As the investigation moves toward a potential arrest, the 11:42 PM timestamp stands as the definitive boundary of the case. It is the moment the crown was laid down and the fight for the truth began. Detectives are confident that by deciphering the context of that single message, they will find the link to the person who entered her apartment as a guest and left as a fugitive. The beauty queen’s final broadcast was not for an audience of thousands, but for a single recipient who now holds the key to the entire mystery.

THE LEGACY OF THE FINAL TEXT

The case of Carolina Flores Gómez serves as a harrowing reminder of the vulnerability inherent in our connected lives.

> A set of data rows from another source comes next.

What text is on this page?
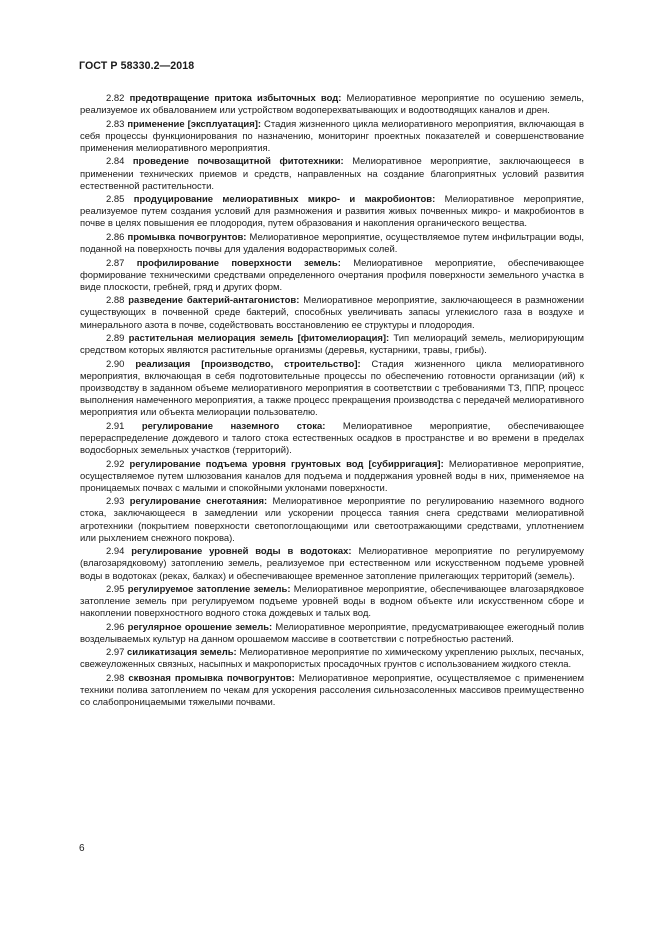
ГОСТ Р 58330.2—2018

2.82 предотвращение притока избыточных вод: Мелиоративное мероприятие по осушению земель, реализуемое их обвалованием или устройством водоперехватывающих и водоотводящих каналов и дрен.

2.83 применение [эксплуатация]: Стадия жизненного цикла мелиоративного мероприятия, включающая в себя процессы функционирования по назначению, мониторинг проектных показателей и совершенствование применения мелиоративного мероприятия.

2.84 проведение почвозащитной фитотехники: Мелиоративное мероприятие, заключающееся в применении технических приемов и средств, направленных на создание благоприятных условий развития естественной растительности.

2.85 продуцирование мелиоративных микро- и макробионтов: Мелиоративное мероприятие, реализуемое путем создания условий для размножения и развития живых почвенных микро- и макробионтов в почве в целях повышения ее плодородия, путем образования и накопления органического вещества.

2.86 промывка почвогрунтов: Мелиоративное мероприятие, осуществляемое путем инфильтрации воды, поданной на поверхность почвы для удаления водорастворимых солей.

2.87 профилирование поверхности земель: Мелиоративное мероприятие, обеспечивающее формирование техническими средствами определенного очертания профиля поверхности земельного участка в виде плоскости, гребней, гряд и других форм.

2.88 разведение бактерий-антагонистов: Мелиоративное мероприятие, заключающееся в размножении существующих в почвенной среде бактерий, способных увеличивать запасы углекислого газа в воздухе и минерального азота в почве, содействовать восстановлению ее структуры и плодородия.

2.89 растительная мелиорация земель [фитомелиорация]: Тип мелиораций земель, мелиорирующим средством которых являются растительные организмы (деревья, кустарники, травы, грибы).

2.90 реализация [производство, строительство]: Стадия жизненного цикла мелиоративного мероприятия, включающая в себя подготовительные процессы по обеспечению готовности организации (ий) к производству в заданном объеме мелиоративного мероприятия в соответствии с требованиями ТЗ, ППР, процесс выполнения намеченного мероприятия, а также процесс прекращения производства с передачей мелиоративного мероприятия или объекта мелиорации пользователю.

2.91 регулирование наземного стока: Мелиоративное мероприятие, обеспечивающее перераспределение дождевого и талого стока естественных осадков в пространстве и во времени в пределах водосборных земельных участков (территорий).

2.92 регулирование подъема уровня грунтовых вод [субирригация]: Мелиоративное мероприятие, осуществляемое путем шлюзования каналов для подъема и поддержания уровней воды в них, применяемое на проницаемых почвах с малыми и спокойными уклонами поверхности.

2.93 регулирование снеготаяния: Мелиоративное мероприятие по регулированию наземного водного стока, заключающееся в замедлении или ускорении процесса таяния снега средствами мелиоративной агротехники (покрытием поверхности светопоглощающими или светоотражающими средствами, уплотнением или рыхлением снежного покрова).

2.94 регулирование уровней воды в водотоках: Мелиоративное мероприятие по регулируемому (влагозарядковому) затоплению земель, реализуемое при естественном или искусственном подъеме уровней воды в водотоках (реках, балках) и обеспечивающее временное затопление прилегающих территорий (земель).

2.95 регулируемое затопление земель: Мелиоративное мероприятие, обеспечивающее влагозарядковое затопление земель при регулируемом подъеме уровней воды в водном объекте или искусственном сборе и накоплении поверхностного водного стока дождевых и талых вод.

2.96 регулярное орошение земель: Мелиоративное мероприятие, предусматривающее ежегодный полив возделываемых культур на данном орошаемом массиве в соответствии с потребностью растений.

2.97 силикатизация земель: Мелиоративное мероприятие по химическому укреплению рыхлых, песчаных, свежеуложенных связных, насыпных и макропористых просадочных грунтов с использованием жидкого стекла.

2.98 сквозная промывка почвогрунтов: Мелиоративное мероприятие, осуществляемое с применением техники полива затоплением по чекам для ускорения рассоления сильнозасоленных массивов преимущественно со слабопроницаемыми тяжелыми почвами.

6
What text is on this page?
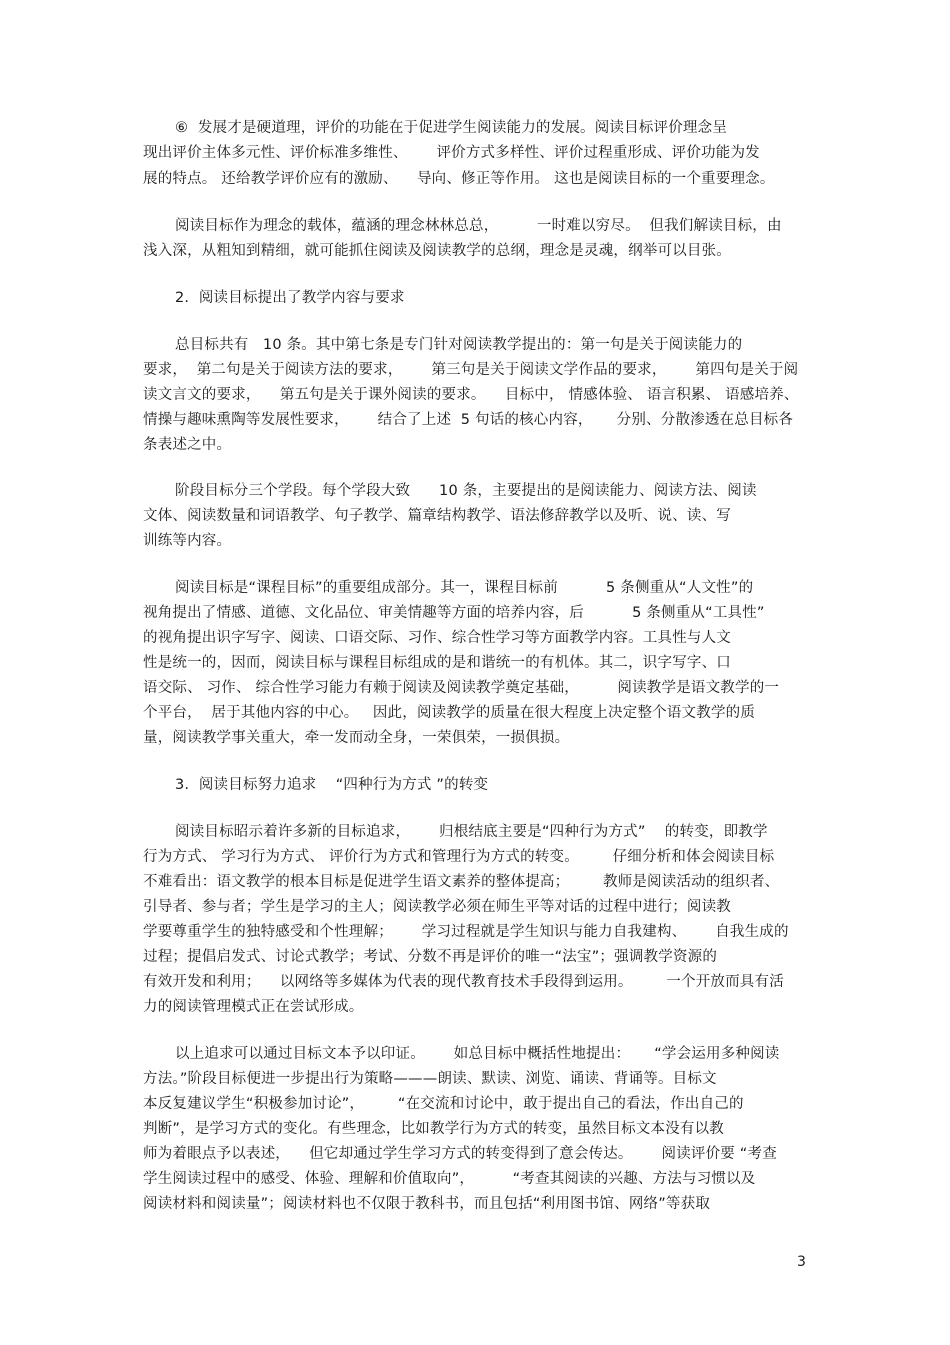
⑥  发展才是硬道理，评价的功能在于促进学生阅读能力的发展。阅读目标评价理念呈
现出评价主体多元性、评价标准多维性、      评价方式多样性、评价过程重形成、评价功能为发
展的特点。 还给教学评价应有的激励、    导向、修正等作用。 这也是阅读目标的一个重要理念。
阅读目标作为理念的载体，蕴涵的理念林林总总，        一时难以穷尽。  但我们解读目标，由
浅入深，从粗知到精细，就可能抓住阅读及阅读教学的总纲，理念是灵魂，纲举可以目张。
2.  阅读目标提出了教学内容与要求
总目标共有   10 条。其中第七条是专门针对阅读教学提出的：第一句是关于阅读能力的
要求，  第二句是关于阅读方法的要求，      第三句是关于阅读文学作品的要求，      第四句是关于阅
读文言文的要求，    第五句是关于课外阅读的要求。    目标中， 情感体验、 语言积累、 语感培养、
情操与趣味熏陶等发展性要求，      结合了上述  5 句话的核心内容，     分别、分散渗透在总目标各
条表述之中。
阶段目标分三个学段。每个学段大致      10 条，主要提出的是阅读能力、阅读方法、阅读
文体、阅读数量和词语教学、句子教学、篇章结构教学、语法修辞教学以及听、说、读、写
训练等内容。
阅读目标是“课程目标”的重要组成部分。其一，课程目标前          5 条侧重从“人文性”的
视角提出了情感、道德、文化品位、审美情趣等方面的培养内容，后          5 条侧重从“工具性”
的视角提出识字写字、阅读、口语交际、习作、综合性学习等方面教学内容。工具性与人文
性是统一的，因而，阅读目标与课程目标组成的是和谐统一的有机体。其二，识字写字、口
语交际、 习作、 综合性学习能力有赖于阅读及阅读教学奠定基础，        阅读教学是语文教学的一
个平台，  居于其他内容的中心。   因此，阅读教学的质量在很大程度上决定整个语文教学的质
量，阅读教学事关重大，牵一发而动全身，一荣俱荣，一损俱损。
3.  阅读目标努力追求    “四种行为方式 ”的转变
阅读目标昭示着许多新的目标追求，      归根结底主要是“四种行为方式”    的转变，即教学
行为方式、 学习行为方式、 评价行为方式和管理行为方式的转变。       仔细分析和体会阅读目标
不难看出：语文教学的根本目标是促进学生语文素养的整体提高；       教师是阅读活动的组织者、
引导者、参与者；学生是学习的主人；阅读教学必须在师生平等对话的过程中进行；阅读教
学要尊重学生的独特感受和个性理解；      学习过程就是学生知识与能力自我建构、      自我生成的
过程；提倡启发式、讨论式教学；考试、分数不再是评价的唯一“法宝”；强调教学资源的
有效开发和利用；    以网络等多媒体为代表的现代教育技术手段得到运用。       一个开放而具有活
力的阅读管理模式正在尝试形成。
以上追求可以通过目标文本予以印证。      如总目标中概括性地提出：     “学会运用多种阅读
方法。”阶段目标便进一步提出行为策略———朗读、默读、浏览、诵读、背诵等。目标文
本反复建议学生“积极参加讨论”，       “在交流和讨论中，敢于提出自己的看法，作出自己的
判断”，是学习方式的变化。有些理念，比如教学行为方式的转变，虽然目标文本没有以教
师为着眼点予以表述，    但它却通过学生学习方式的转变得到了意会传达。      阅读评价要 “考查
学生阅读过程中的感受、体验、理解和价值取向”，        “考查其阅读的兴趣、方法与习惯以及
阅读材料和阅读量”；阅读材料也不仅限于教科书，而且包括“利用图书馆、网络”等获取
3
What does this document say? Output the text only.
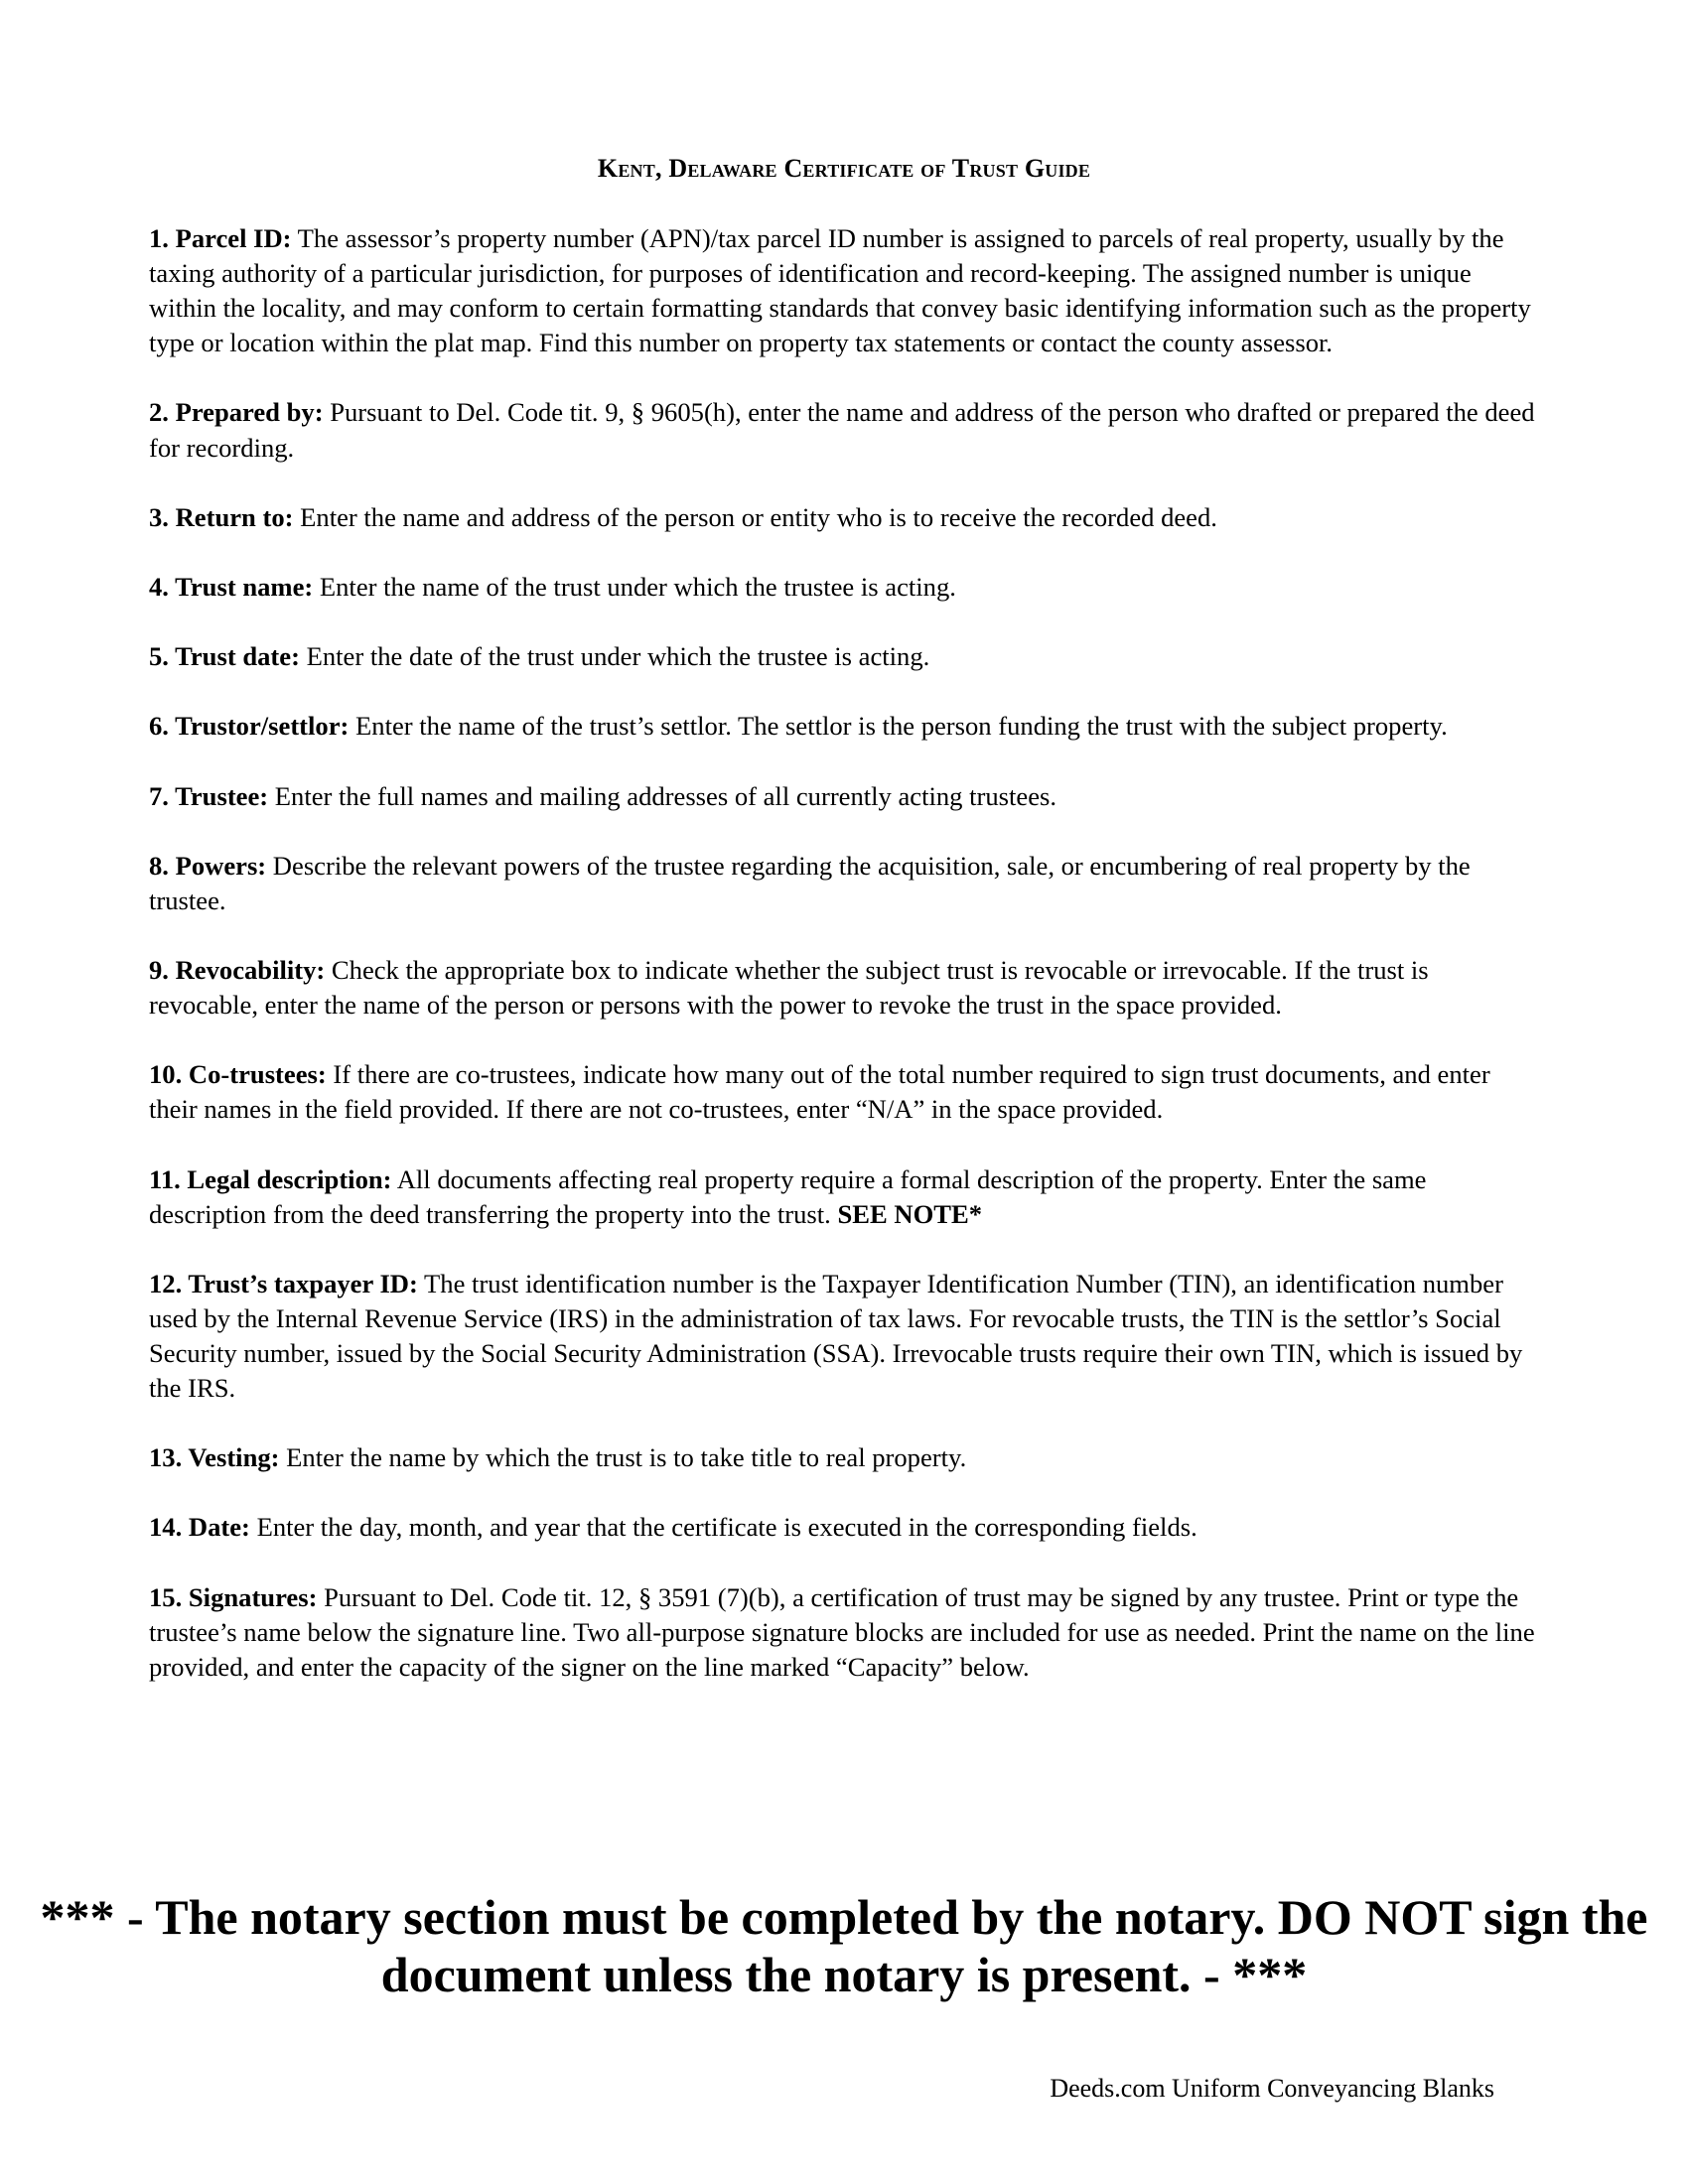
Kent, Delaware Certificate of Trust Guide
1. Parcel ID: The assessor’s property number (APN)/tax parcel ID number is assigned to parcels of real property, usually by the taxing authority of a particular jurisdiction, for purposes of identification and record-keeping. The assigned number is unique within the locality, and may conform to certain formatting standards that convey basic identifying information such as the property type or location within the plat map. Find this number on property tax statements or contact the county assessor.
2. Prepared by: Pursuant to Del. Code tit. 9, § 9605(h), enter the name and address of the person who drafted or prepared the deed for recording.
3. Return to: Enter the name and address of the person or entity who is to receive the recorded deed.
4. Trust name: Enter the name of the trust under which the trustee is acting.
5. Trust date: Enter the date of the trust under which the trustee is acting.
6. Trustor/settlor: Enter the name of the trust’s settlor. The settlor is the person funding the trust with the subject property.
7. Trustee: Enter the full names and mailing addresses of all currently acting trustees.
8. Powers: Describe the relevant powers of the trustee regarding the acquisition, sale, or encumbering of real property by the trustee.
9. Revocability: Check the appropriate box to indicate whether the subject trust is revocable or irrevocable. If the trust is revocable, enter the name of the person or persons with the power to revoke the trust in the space provided.
10. Co-trustees: If there are co-trustees, indicate how many out of the total number required to sign trust documents, and enter their names in the field provided. If there are not co-trustees, enter “N/A” in the space provided.
11. Legal description: All documents affecting real property require a formal description of the property. Enter the same description from the deed transferring the property into the trust. SEE NOTE*
12. Trust’s taxpayer ID: The trust identification number is the Taxpayer Identification Number (TIN), an identification number used by the Internal Revenue Service (IRS) in the administration of tax laws. For revocable trusts, the TIN is the settlor’s Social Security number, issued by the Social Security Administration (SSA). Irrevocable trusts require their own TIN, which is issued by the IRS.
13. Vesting: Enter the name by which the trust is to take title to real property.
14. Date: Enter the day, month, and year that the certificate is executed in the corresponding fields.
15. Signatures: Pursuant to Del. Code tit. 12, § 3591 (7)(b), a certification of trust may be signed by any trustee. Print or type the trustee’s name below the signature line. Two all-purpose signature blocks are included for use as needed. Print the name on the line provided, and enter the capacity of the signer on the line marked “Capacity” below.

*** - The notary section must be completed by the notary. DO NOT sign the document unless the notary is present. - ***

Deeds.com Uniform Conveyancing Blanks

We live in a world where our final thoughts are often captured in a data packet, a digital echo that remains long after the voice is gone. For Carolina, 11:42 PM was the end of her story, but for the investigators, it is the beginning of the end for her killer. The message is out there, a silent witness in the digital ether, waiting for the final piece of the puzzle to lock into place. Until then, the crown of the beauty queen remains a symbol of a life cut short, and a text message sent just before midnight remains the most powerful piece of evidence in the hunt for the truth.